Domain note: If the domain is not symmetric about 0, parity concepts are limited or may not apply as stated.

Example 1: Let f(x)=x^2. Then f(-x)=(-x)^2=x^2=f(x). Hence even.
Example 2: Let g(x)=x^3. Then g(-x)=(-x)^3=-x^3=-g(x). Hence odd.
Example 3: Let h(x)=x^2+x. Then h(-x)=(-x)^2+(-x)=x^2-x≠h(x) and ≠-h(x) in general, so neither.

Description of the function from the transcript:
- From 0 to 2: a line with slope 30, described as f(t)=30t.
- From 2 to 4: a horizontal line with constant value 60, described as f(t)=60.
Piecewise definition (consistent interpretation):

f(t)=\begin{cases}
30t, & 0\le t\le 2,\
60, & 2< t \le 4.
\end{cases}
Key observations:
- At t=2, both pieces yield 60, so the function is continuous at t=2.
- First segment slope (rise over run):
  m_1=\frac{f(2)-f(0)}{2-0}=\frac{60-0}{2}=30.
- Second segment slope is zero (horizontal line): m_2=0.
- Derivative (where defined):
  
  f'(t)=\begin{cases}
  30, & 0<t<2,\
  0, & 2<t<4,\
  \text{undefined}, & t=2
  \end{cases}
Graphical interpretation:
- A straight line from (0,0) to (2,60) with slope 30.
- A horizontal line at y=60 from t just above 2 to 4.

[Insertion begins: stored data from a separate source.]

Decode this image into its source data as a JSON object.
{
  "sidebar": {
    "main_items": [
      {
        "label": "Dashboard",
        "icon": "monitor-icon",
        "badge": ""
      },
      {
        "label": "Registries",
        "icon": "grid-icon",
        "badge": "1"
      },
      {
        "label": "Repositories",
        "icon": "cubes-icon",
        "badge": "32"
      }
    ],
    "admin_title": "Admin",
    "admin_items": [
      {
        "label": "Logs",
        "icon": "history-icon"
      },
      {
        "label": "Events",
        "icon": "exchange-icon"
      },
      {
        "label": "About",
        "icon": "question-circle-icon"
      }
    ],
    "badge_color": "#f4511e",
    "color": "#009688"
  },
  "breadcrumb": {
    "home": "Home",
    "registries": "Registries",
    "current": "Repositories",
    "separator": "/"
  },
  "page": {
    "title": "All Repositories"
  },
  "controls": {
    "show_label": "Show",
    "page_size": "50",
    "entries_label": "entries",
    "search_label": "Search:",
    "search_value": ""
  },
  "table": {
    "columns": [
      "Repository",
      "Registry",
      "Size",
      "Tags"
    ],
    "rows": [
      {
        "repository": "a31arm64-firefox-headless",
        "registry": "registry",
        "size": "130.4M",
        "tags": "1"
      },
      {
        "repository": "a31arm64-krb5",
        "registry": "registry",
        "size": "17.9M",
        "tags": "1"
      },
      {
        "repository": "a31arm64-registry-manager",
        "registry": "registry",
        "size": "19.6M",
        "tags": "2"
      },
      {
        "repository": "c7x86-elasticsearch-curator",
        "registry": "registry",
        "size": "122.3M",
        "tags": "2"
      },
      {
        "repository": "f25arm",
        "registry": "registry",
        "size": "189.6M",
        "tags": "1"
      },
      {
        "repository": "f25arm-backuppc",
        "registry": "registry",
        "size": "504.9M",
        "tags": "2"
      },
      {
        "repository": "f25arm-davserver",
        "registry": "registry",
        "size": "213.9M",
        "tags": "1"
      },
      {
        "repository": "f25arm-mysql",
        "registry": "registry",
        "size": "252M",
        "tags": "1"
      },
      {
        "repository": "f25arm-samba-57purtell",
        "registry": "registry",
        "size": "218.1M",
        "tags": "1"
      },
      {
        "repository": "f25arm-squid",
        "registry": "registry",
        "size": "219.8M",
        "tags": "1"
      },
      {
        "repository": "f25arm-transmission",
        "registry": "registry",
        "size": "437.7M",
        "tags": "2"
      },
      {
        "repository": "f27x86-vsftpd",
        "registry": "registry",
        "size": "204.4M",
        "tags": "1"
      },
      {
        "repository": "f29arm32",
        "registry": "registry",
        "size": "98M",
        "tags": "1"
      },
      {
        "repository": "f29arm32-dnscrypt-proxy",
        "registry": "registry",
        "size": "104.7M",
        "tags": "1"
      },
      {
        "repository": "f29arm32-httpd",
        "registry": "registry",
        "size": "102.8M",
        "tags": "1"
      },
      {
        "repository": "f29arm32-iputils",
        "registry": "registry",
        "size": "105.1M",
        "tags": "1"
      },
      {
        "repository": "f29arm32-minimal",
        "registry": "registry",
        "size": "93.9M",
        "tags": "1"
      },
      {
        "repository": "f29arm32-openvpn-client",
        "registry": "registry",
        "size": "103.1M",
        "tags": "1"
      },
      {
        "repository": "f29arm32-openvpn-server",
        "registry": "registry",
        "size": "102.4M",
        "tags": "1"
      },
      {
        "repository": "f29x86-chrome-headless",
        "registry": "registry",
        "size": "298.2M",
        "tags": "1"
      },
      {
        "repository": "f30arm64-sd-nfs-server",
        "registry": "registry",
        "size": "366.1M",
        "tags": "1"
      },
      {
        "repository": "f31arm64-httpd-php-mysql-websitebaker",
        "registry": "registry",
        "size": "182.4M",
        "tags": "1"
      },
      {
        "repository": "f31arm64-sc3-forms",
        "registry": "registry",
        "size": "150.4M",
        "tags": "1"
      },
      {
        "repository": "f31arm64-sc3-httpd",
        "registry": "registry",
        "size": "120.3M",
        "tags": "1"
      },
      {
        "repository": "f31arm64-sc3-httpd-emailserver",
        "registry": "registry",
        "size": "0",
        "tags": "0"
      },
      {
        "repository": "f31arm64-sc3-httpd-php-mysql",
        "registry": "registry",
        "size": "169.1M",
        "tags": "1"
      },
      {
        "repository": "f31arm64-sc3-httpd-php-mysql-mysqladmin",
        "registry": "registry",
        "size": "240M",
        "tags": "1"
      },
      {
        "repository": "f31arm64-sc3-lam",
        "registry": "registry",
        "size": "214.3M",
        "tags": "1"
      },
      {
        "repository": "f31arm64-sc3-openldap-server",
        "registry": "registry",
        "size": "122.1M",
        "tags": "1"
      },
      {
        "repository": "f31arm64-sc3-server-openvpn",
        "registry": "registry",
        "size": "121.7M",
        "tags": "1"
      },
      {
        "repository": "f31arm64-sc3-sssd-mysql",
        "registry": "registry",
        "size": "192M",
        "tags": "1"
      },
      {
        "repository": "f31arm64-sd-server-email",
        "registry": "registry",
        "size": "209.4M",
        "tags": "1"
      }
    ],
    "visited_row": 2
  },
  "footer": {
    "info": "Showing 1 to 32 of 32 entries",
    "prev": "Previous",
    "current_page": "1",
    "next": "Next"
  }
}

Symmetry and parity relate to integral properties:
- If f is even, then
  \int{-a}^{a} f(x) \, dx = 2\int{0}^{a} f(x) \, dx.
- If f is odd, then
  \int_{-a}^{a} f(x) \, dx = 0.
Parity concepts underpin Fourier series decomposition:
- Even functions contribute only cosine terms (cosine is even), while odd functions contribute sine terms (sine is odd).
Real-world relevance:
- Symmetry appears in physics (mirror symmetry), engineering (signal processing), and economics (even/odd price functions in certain models). Parity can simplify analyses and computations.

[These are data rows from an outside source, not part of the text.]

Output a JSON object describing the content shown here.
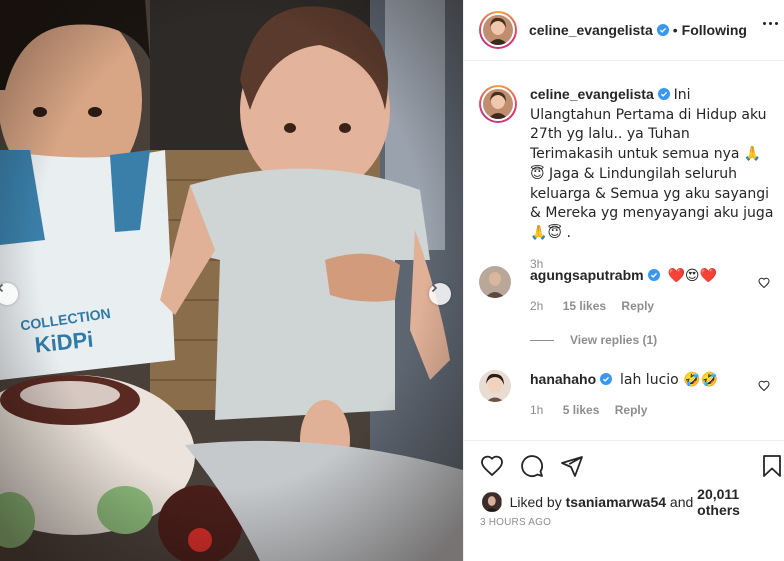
{
  "post": {
    "username": "celine_evangelista",
    "follow_status": "Following",
    "separator": "•",
    "caption_username": "celine_evangelista",
    "caption_text": "Ini Ulangtahun Pertama di Hidup aku 27th yg lalu.. ya Tuhan Terimakasih untuk semua nya 🙏😇 Jaga & Lindungilah seluruh keluarga & Semua yg aku sayangi & Mereka yg menyayangi aku juga 🙏😇 .",
    "caption_time": "3h"
  },
  "comments": [
    {
      "username": "agungsaputrabm",
      "text": "❤️😍❤️",
      "time": "2h",
      "likes": "15 likes",
      "reply_label": "Reply"
    },
    {
      "username": "hanahaho",
      "text": "lah lucio 🤣🤣",
      "time": "1h",
      "likes": "5 likes",
      "reply_label": "Reply"
    }
  ],
  "view_replies": "View replies (1)",
  "liked_by": {
    "prefix": "Liked by ",
    "user": "tsaniamarwa54",
    "middle": " and ",
    "count": "20,011 others"
  },
  "posted_ago": "3 HOURS AGO",
  "colors": {
    "verified": "#3897f0",
    "muted": "#8e8e8e",
    "text": "#262626",
    "border": "#efefef"
  },
  "icons": [
    "chevron-left-icon",
    "chevron-right-icon",
    "heart-icon",
    "comment-icon",
    "share-icon",
    "bookmark-icon",
    "more-icon",
    "verified-icon"
  ]
}
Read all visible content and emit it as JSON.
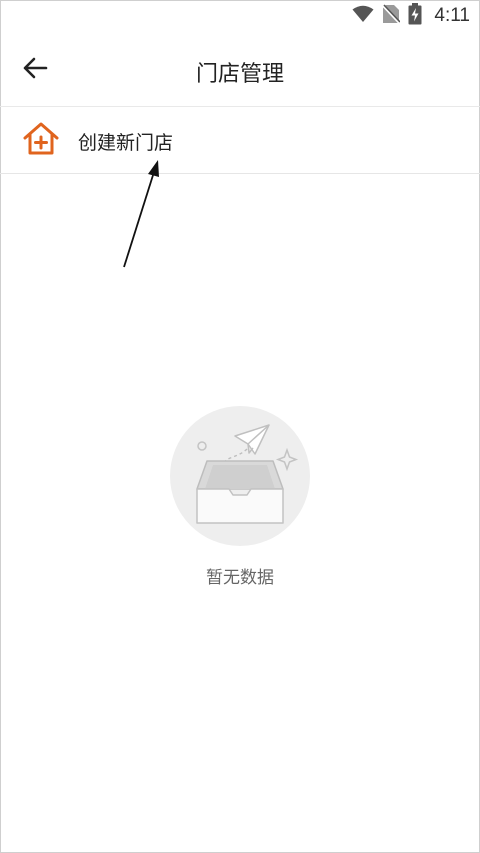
{
  "status_bar": {
    "time": "4:11",
    "icons": [
      "wifi-icon",
      "no-sim-icon",
      "battery-charging-icon"
    ]
  },
  "app_bar": {
    "title": "门店管理",
    "back_icon": "back-arrow-icon"
  },
  "create_store": {
    "label": "创建新门店",
    "icon": "house-plus-icon",
    "accent_color": "#E0641E"
  },
  "empty_state": {
    "text": "暂无数据",
    "illustration": "empty-box-paper-plane-icon"
  }
}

Remember the two defining equations:
- Even: f(-x)=f(x)
- Odd: f(-x)=-f(x)
Always verify on the entire domain, not just a handful of x values.
For piecewise functions, check continuity at breakpoints and note slopes on each interval.
If a piecewise function has a constant segment, its derivative on that interval is zero, and the transition point may be a corner (where the derivative is undefined).

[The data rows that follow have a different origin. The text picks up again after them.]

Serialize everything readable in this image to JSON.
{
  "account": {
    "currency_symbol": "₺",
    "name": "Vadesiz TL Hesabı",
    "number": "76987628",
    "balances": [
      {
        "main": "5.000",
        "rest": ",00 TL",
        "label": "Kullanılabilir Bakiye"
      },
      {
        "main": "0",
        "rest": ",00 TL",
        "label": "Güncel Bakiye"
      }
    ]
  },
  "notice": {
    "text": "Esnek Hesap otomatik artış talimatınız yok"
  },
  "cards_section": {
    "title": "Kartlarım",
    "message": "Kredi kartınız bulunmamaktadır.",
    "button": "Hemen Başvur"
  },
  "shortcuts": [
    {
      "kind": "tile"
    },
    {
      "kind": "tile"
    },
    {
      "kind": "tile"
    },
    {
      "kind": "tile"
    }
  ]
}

Determine whether the following functions are even, odd, or neither:
- a) f(x)=x^2\cos x
- b) g(x)=\sin x + x^2
Given a piecewise function with a linear segment followed by a constant segment, compute the slope of each part and the derivative on each interval.
Prove that if a function is even, the integral from -a to a equals twice the integral from 0 to a.